Most Efficient Heat Engine
Before his book was published in 1892, Rudolf Diesel had set out to improve the steam engine, which featured an external combustion boiler and a notoriously poor thermal efficiency of 12-13% even in the most advanced, triple-expansion steam engines.   (The efficiency defect of an external combustion boiler still exists in steam turbine-generator power plants, whether they burn coal, oil, natural gas, or uranium.   The thermal efficiency of power plants used to charge electric cars would limit the total cycle efficiency of these cars to little or no better than that of an ordinary diesel engine.)
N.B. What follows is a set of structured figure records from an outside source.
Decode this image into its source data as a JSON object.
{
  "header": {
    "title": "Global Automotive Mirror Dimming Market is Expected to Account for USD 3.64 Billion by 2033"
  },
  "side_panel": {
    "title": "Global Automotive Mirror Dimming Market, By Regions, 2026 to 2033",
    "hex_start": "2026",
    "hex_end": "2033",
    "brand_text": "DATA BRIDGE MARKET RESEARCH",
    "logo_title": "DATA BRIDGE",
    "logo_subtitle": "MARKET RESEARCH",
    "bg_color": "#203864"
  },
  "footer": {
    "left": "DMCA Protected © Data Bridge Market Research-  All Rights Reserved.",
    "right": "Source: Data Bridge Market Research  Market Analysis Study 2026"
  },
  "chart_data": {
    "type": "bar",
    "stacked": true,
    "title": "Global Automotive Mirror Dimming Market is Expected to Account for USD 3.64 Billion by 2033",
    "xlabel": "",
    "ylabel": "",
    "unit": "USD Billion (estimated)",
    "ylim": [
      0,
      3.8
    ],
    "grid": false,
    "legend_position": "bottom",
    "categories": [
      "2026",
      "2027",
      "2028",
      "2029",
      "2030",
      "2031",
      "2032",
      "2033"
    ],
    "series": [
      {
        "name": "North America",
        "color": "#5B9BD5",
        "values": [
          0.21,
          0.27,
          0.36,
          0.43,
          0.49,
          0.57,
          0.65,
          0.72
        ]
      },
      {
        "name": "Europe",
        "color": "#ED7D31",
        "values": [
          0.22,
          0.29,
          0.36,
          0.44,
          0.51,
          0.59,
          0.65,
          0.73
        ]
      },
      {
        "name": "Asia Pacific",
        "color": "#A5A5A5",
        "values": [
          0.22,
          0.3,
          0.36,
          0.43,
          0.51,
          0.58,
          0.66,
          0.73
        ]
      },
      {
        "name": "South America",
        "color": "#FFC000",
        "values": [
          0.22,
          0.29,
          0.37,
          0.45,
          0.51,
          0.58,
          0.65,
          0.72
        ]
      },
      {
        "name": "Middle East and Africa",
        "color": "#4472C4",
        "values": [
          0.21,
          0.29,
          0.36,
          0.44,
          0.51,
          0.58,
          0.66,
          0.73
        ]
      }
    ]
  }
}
After considering ammonia as a more superheated vapor working fluid to avoid the tendency to condense he arrived at air, which eliminates boiler heat losses by permitting internal combustion.   In his own words, the three main points for designing a heat engine that can almost attain Carnot efficiency are:

1. Production of the highest temperature of the cycle (temperature of combustion), not by and during combustion, but before and independently of it, entirely by compression of ordinary air.
   
   
2. ...The combustible is added in such a way, that no increase in temperature of the gases, consequent upon the process of combustion, takes place, .... After ignition, combustion should not be left to itself, but be regulated by an external arrangement, maintaining the right proportion between the pressures, volumes, and temperatures.
   
   
3. Correct choice of the proper weight of air ... in proportion to the heat value ... of the combustible...
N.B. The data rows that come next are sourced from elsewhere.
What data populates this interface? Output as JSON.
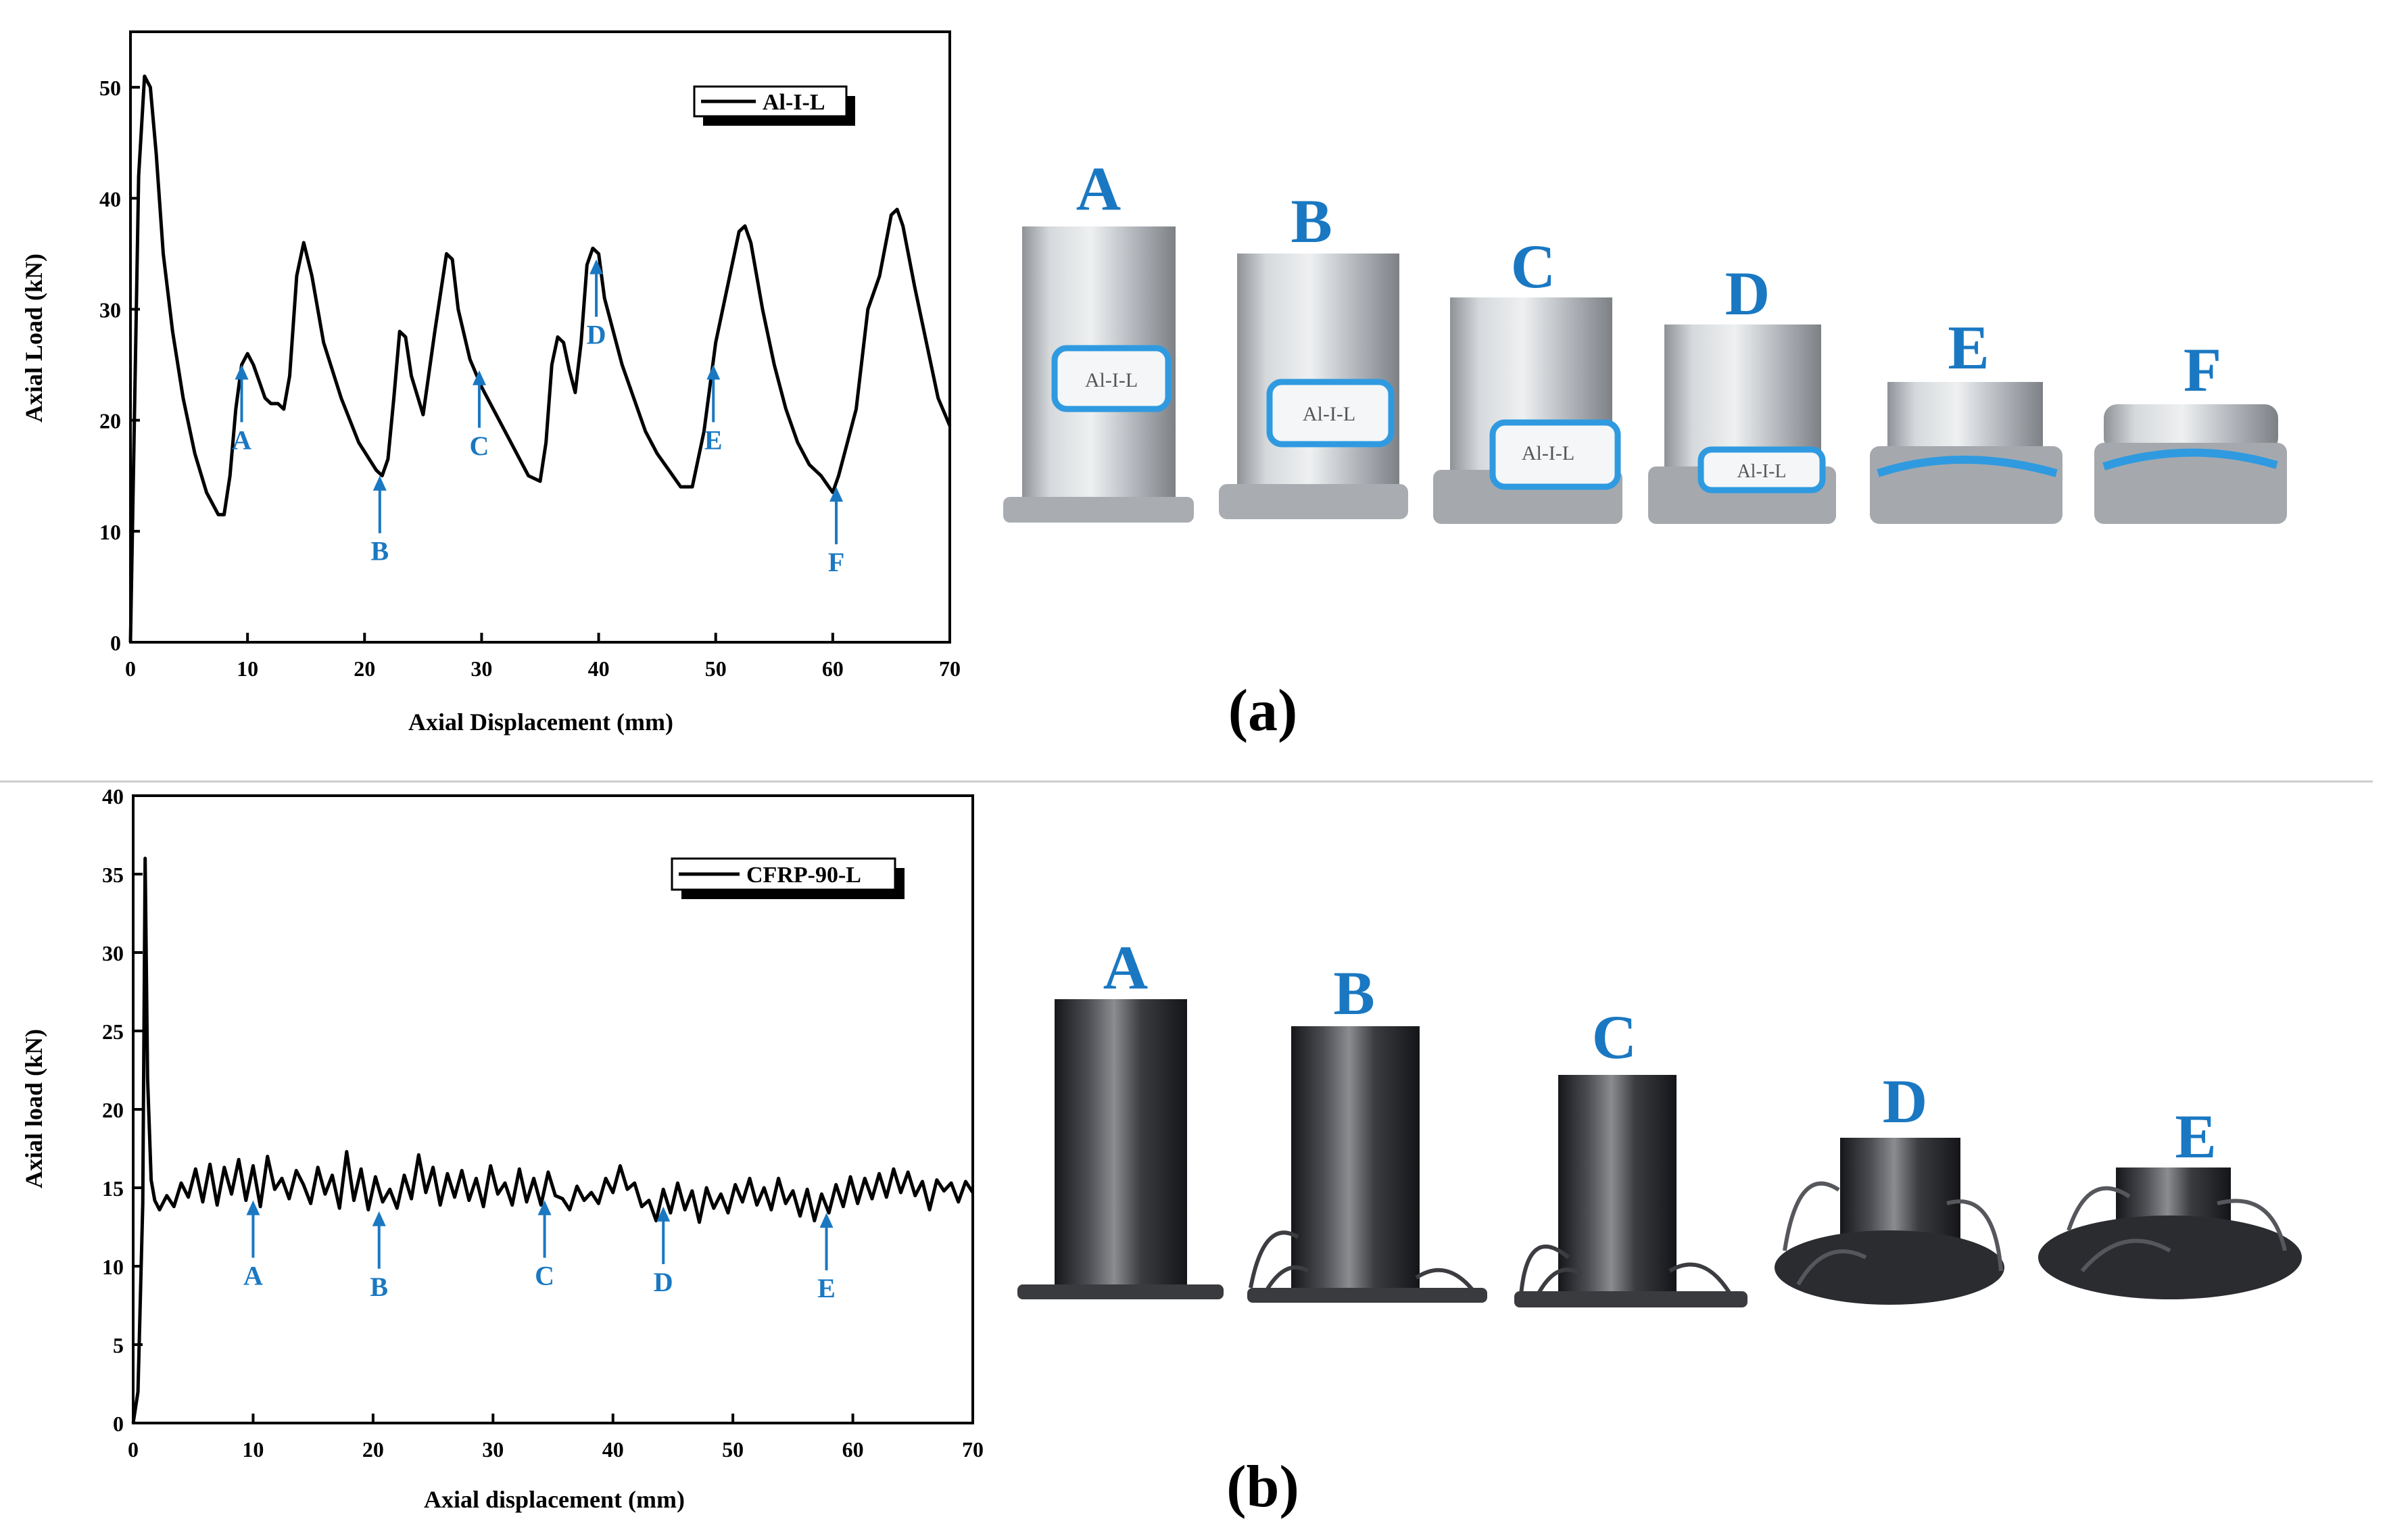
{
  "colors": {
    "curve": "#000000",
    "marker": "#1a78c2",
    "label_blue": "#1a78c2",
    "divider": "#cccccc",
    "aluminium": "#c9ccd0",
    "cfrp": "#2e2f33",
    "tape": "#2f9ae0"
  },
  "panels": [
    {
      "id": "a",
      "panel_label": "(a)",
      "photo_labels": [
        "A",
        "B",
        "C",
        "D",
        "E",
        "F"
      ],
      "photo_material": "aluminium",
      "photo_tube_text": "Al-I-L"
    },
    {
      "id": "b",
      "panel_label": "(b)",
      "photo_labels": [
        "A",
        "B",
        "C",
        "D",
        "E"
      ],
      "photo_material": "cfrp"
    }
  ],
  "chart_data": [
    {
      "type": "line",
      "xlabel": "Axial Displacement (mm)",
      "ylabel": "Axial Load (kN)",
      "xlim": [
        0,
        70
      ],
      "ylim": [
        0,
        55
      ],
      "xticks": [
        0,
        10,
        20,
        30,
        40,
        50,
        60,
        70
      ],
      "yticks": [
        0,
        10,
        20,
        30,
        40,
        50
      ],
      "grid": false,
      "legend": "top-right",
      "series": [
        {
          "name": "Al-I-L",
          "x": [
            0,
            0.3,
            0.7,
            1.2,
            1.7,
            2.2,
            2.8,
            3.6,
            4.5,
            5.5,
            6.5,
            7.5,
            8,
            8.5,
            9,
            9.5,
            10,
            10.5,
            11,
            11.5,
            12,
            12.6,
            13.1,
            13.6,
            14.2,
            14.8,
            15.5,
            16.5,
            18,
            19.5,
            21,
            21.5,
            22,
            22.5,
            23,
            23.5,
            24,
            25,
            26,
            27,
            27.5,
            28,
            29,
            30,
            31,
            32,
            33,
            34,
            35,
            35.5,
            36,
            36.5,
            37,
            37.5,
            38,
            38.5,
            39,
            39.5,
            40,
            40.5,
            41,
            42,
            43,
            44,
            45,
            46,
            47,
            48,
            49,
            50,
            51,
            52,
            52.5,
            53,
            54,
            55,
            56,
            57,
            58,
            59,
            60,
            60.5,
            61,
            62,
            63,
            64,
            65,
            65.5,
            66,
            67,
            68,
            69,
            70
          ],
          "y": [
            0,
            18,
            42,
            51,
            50,
            44,
            35,
            28,
            22,
            17,
            13.5,
            11.5,
            11.5,
            15,
            21,
            25,
            26,
            25,
            23.5,
            22,
            21.5,
            21.5,
            21,
            24,
            33,
            36,
            33,
            27,
            22,
            18,
            15.5,
            15,
            16.5,
            22,
            28,
            27.5,
            24,
            20.5,
            28,
            35,
            34.5,
            30,
            25.5,
            23,
            21,
            19,
            17,
            15,
            14.5,
            18,
            25,
            27.5,
            27,
            24.5,
            22.5,
            27,
            34,
            35.5,
            35,
            31,
            29,
            25,
            22,
            19,
            17,
            15.5,
            14,
            14,
            19,
            27,
            32,
            37,
            37.5,
            36,
            30,
            25,
            21,
            18,
            16,
            15,
            13.5,
            15,
            17,
            21,
            30,
            33,
            38.5,
            39,
            37.5,
            32,
            27,
            22,
            19.5
          ]
        }
      ],
      "annotations": [
        {
          "label": "A",
          "x": 9.5,
          "y": 25
        },
        {
          "label": "B",
          "x": 21.3,
          "y": 15
        },
        {
          "label": "C",
          "x": 29.8,
          "y": 24.5
        },
        {
          "label": "D",
          "x": 39.8,
          "y": 34.5
        },
        {
          "label": "E",
          "x": 49.8,
          "y": 25
        },
        {
          "label": "F",
          "x": 60.3,
          "y": 14
        }
      ]
    },
    {
      "type": "line",
      "xlabel": "Axial displacement (mm)",
      "ylabel": "Axial load (kN)",
      "xlim": [
        0,
        70
      ],
      "ylim": [
        0,
        40
      ],
      "xticks": [
        0,
        10,
        20,
        30,
        40,
        50,
        60,
        70
      ],
      "yticks": [
        0,
        5,
        10,
        15,
        20,
        25,
        30,
        35,
        40
      ],
      "grid": false,
      "legend": "top-right",
      "series": [
        {
          "name": "CFRP-90-L",
          "x": [
            0,
            0.4,
            0.8,
            1.0,
            1.2,
            1.5,
            1.8,
            2.2,
            2.8,
            3.4,
            4.0,
            4.6,
            5.2,
            5.8,
            6.4,
            7.0,
            7.6,
            8.2,
            8.8,
            9.4,
            10.0,
            10.6,
            11.2,
            11.8,
            12.4,
            13.0,
            13.6,
            14.2,
            14.8,
            15.4,
            16.0,
            16.6,
            17.2,
            17.8,
            18.4,
            19.0,
            19.6,
            20.2,
            20.8,
            21.4,
            22.0,
            22.6,
            23.2,
            23.8,
            24.4,
            25.0,
            25.6,
            26.2,
            26.8,
            27.4,
            28.0,
            28.6,
            29.2,
            29.8,
            30.4,
            31.0,
            31.6,
            32.2,
            32.8,
            33.4,
            34.0,
            34.6,
            35.2,
            35.8,
            36.4,
            37.0,
            37.6,
            38.2,
            38.8,
            39.4,
            40.0,
            40.6,
            41.2,
            41.8,
            42.4,
            43.0,
            43.6,
            44.2,
            44.8,
            45.4,
            46.0,
            46.6,
            47.2,
            47.8,
            48.4,
            49.0,
            49.6,
            50.2,
            50.8,
            51.4,
            52.0,
            52.6,
            53.2,
            53.8,
            54.4,
            55.0,
            55.6,
            56.2,
            56.8,
            57.4,
            58.0,
            58.6,
            59.2,
            59.8,
            60.4,
            61.0,
            61.6,
            62.2,
            62.8,
            63.4,
            64.0,
            64.6,
            65.2,
            65.8,
            66.4,
            67.0,
            67.6,
            68.2,
            68.8,
            69.4,
            70.0
          ],
          "y": [
            0,
            2,
            14,
            36,
            22,
            15.5,
            14.2,
            13.6,
            14.5,
            13.8,
            15.3,
            14.4,
            16.2,
            14.1,
            16.5,
            13.9,
            16.3,
            14.6,
            16.8,
            14.2,
            16.4,
            13.8,
            17.0,
            14.9,
            15.6,
            14.3,
            16.1,
            15.2,
            14.0,
            16.3,
            14.6,
            15.8,
            13.7,
            17.3,
            14.2,
            16.2,
            13.6,
            15.7,
            14.1,
            14.9,
            13.7,
            15.8,
            14.3,
            17.1,
            14.7,
            16.3,
            13.9,
            15.9,
            14.4,
            16.1,
            14.2,
            15.6,
            13.8,
            16.4,
            14.6,
            15.3,
            13.9,
            16.2,
            14.1,
            15.6,
            13.9,
            16.0,
            14.5,
            14.3,
            13.6,
            15.1,
            14.2,
            14.7,
            14.0,
            15.6,
            14.7,
            16.4,
            14.9,
            15.3,
            13.8,
            14.2,
            12.9,
            14.9,
            13.4,
            15.3,
            13.6,
            14.8,
            12.8,
            15.0,
            13.7,
            14.6,
            13.4,
            15.2,
            14.1,
            15.6,
            13.9,
            15.0,
            13.6,
            15.6,
            14.0,
            14.8,
            13.2,
            14.9,
            12.9,
            14.6,
            13.4,
            15.2,
            13.8,
            15.7,
            14.0,
            15.6,
            14.3,
            15.9,
            14.4,
            16.2,
            14.7,
            16.0,
            14.5,
            15.4,
            13.6,
            15.5,
            14.8,
            15.3,
            14.1,
            15.4,
            14.7
          ]
        }
      ],
      "annotations": [
        {
          "label": "A",
          "x": 10,
          "y": 14.2
        },
        {
          "label": "B",
          "x": 20.5,
          "y": 13.5
        },
        {
          "label": "C",
          "x": 34.3,
          "y": 14.2
        },
        {
          "label": "D",
          "x": 44.2,
          "y": 13.8
        },
        {
          "label": "E",
          "x": 57.8,
          "y": 13.4
        }
      ]
    }
  ]
}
In sum:   transfer heat at a constant high temperature into the working fluid.   Or, restated:   depending on its heat value, inject fuel at a rate, after it autoignites and burns, to maintain the air at the high temperature to which it was raised by compression.   For efficiency approaching the Carnot maximum theoretical limit within a real heat engine, Diesel suggested the following thermodynamic cycle.   The letters A, B, C, and D refer to the real engine cycle while the numerals 1, 2, 3, and 4 refer to the thermodynamic processes for the constant temperature cycle on the right of the comparison diagram.
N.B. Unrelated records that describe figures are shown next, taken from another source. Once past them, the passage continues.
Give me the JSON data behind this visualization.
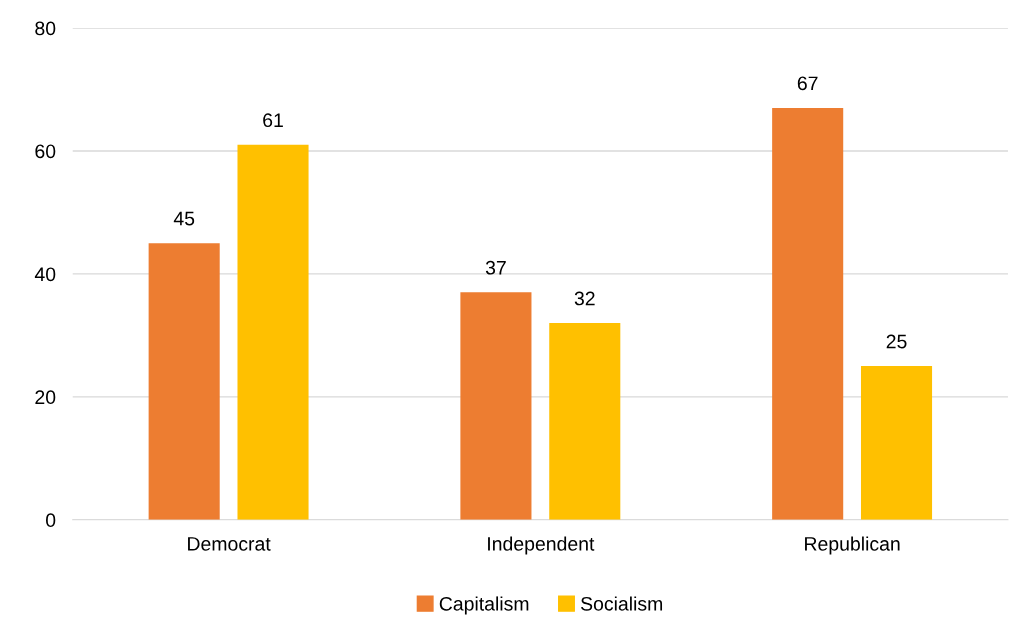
{
  "chart_data": {
    "type": "bar",
    "categories": [
      "Democrat",
      "Independent",
      "Republican"
    ],
    "series": [
      {
        "name": "Capitalism",
        "color": "#ed7d31",
        "values": [
          45,
          37,
          67
        ]
      },
      {
        "name": "Socialism",
        "color": "#ffc000",
        "values": [
          61,
          32,
          25
        ]
      }
    ],
    "ylim": [
      0,
      80
    ],
    "yticks": [
      0,
      20,
      40,
      60,
      80
    ],
    "grid": "y",
    "legend": "bottom",
    "data_labels": true
  }
}
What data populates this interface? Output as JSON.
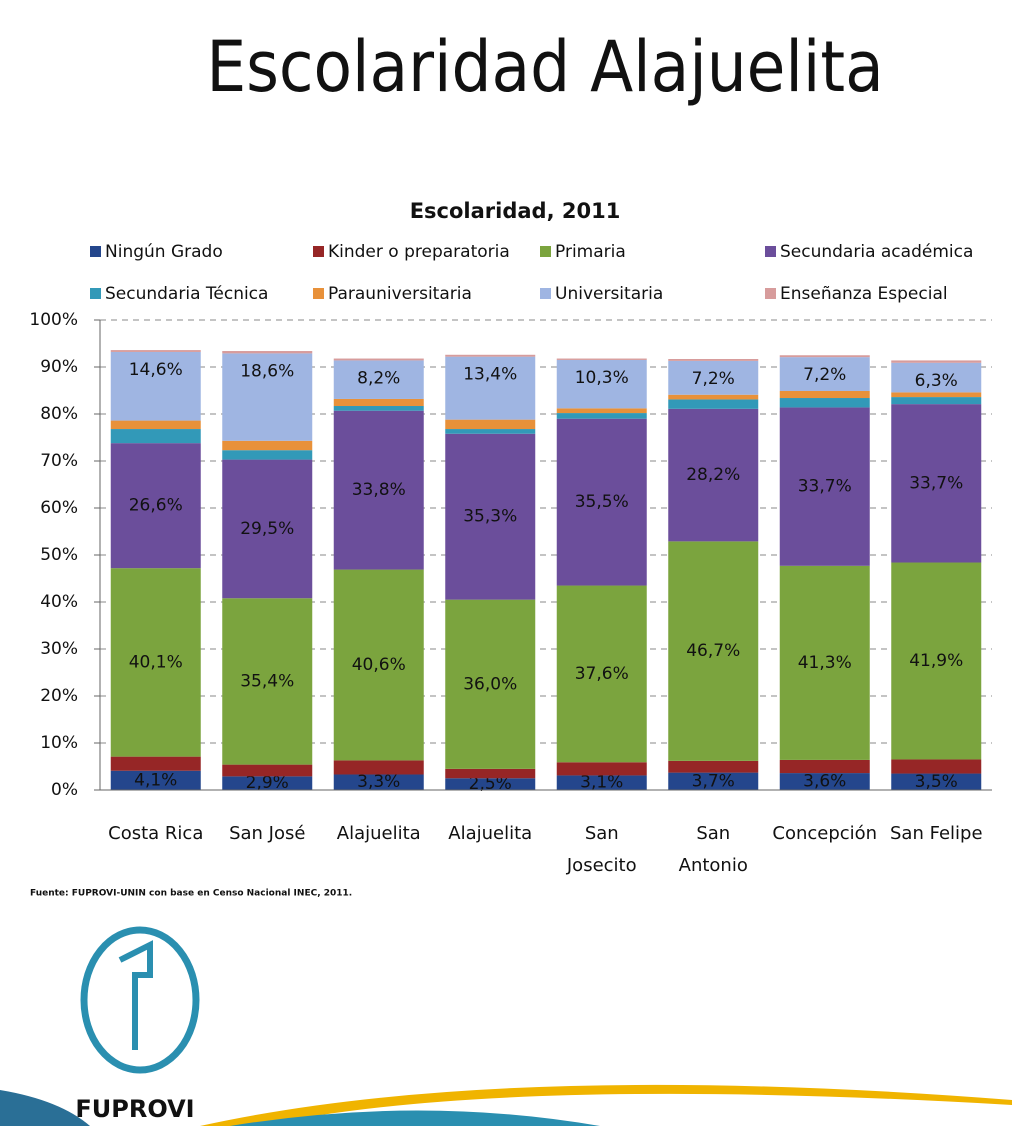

• Engine cycle piston stroke A:   fresh air intake.   The expended gas working fluid of the previous cycle is replaced.
  
  
• Engine cycle piston stroke B:   compression stroke.
  
  
  1. Thermodynamic cycle process 1:   transfer unusable, waste heat out of the working fluid by compressing the air at constant low temperature.   The work put into the air exactly equals the heat transferred out as the compressed air is cooled at the temperature of the intake air.
     
     
  2. Thermodynamic cycle process 2:   continue compressing the air but without rejecting heat until the air temperature is above the auto-ignition point of the selected fuel.   The temperature of the air rises from low to high.
     
     
• Engine cycle piston stroke C:   power stroke, or work output stroke.
  
  
  3. Thermodynamic cycle process 3:   transfer heat into the working fluid by "admitting the combustible gradually" at constant high temperature.   Restated, rate shape the injected fuel profile such that the temperature of the working fluid is not raised or lowered but stays the same as the heat is added by combustion of the fuel.   The heat transferred at constant high temperature into the gas by the combustion of the fuel exactly equals the work output as the gas expands while absorbing heat.   The rate at which a fuel is injected depends on its heating value.
     
     
  4. Thermodynamic cycle process 4:   continue expanding the gas but without rejecting heat until the gas cools to its initial temperature.   The temperature of the gas falls from high to low.
     
     
• Engine cycle piston stroke D:   exhaust stroke.   Expended gas working fluid is expelled.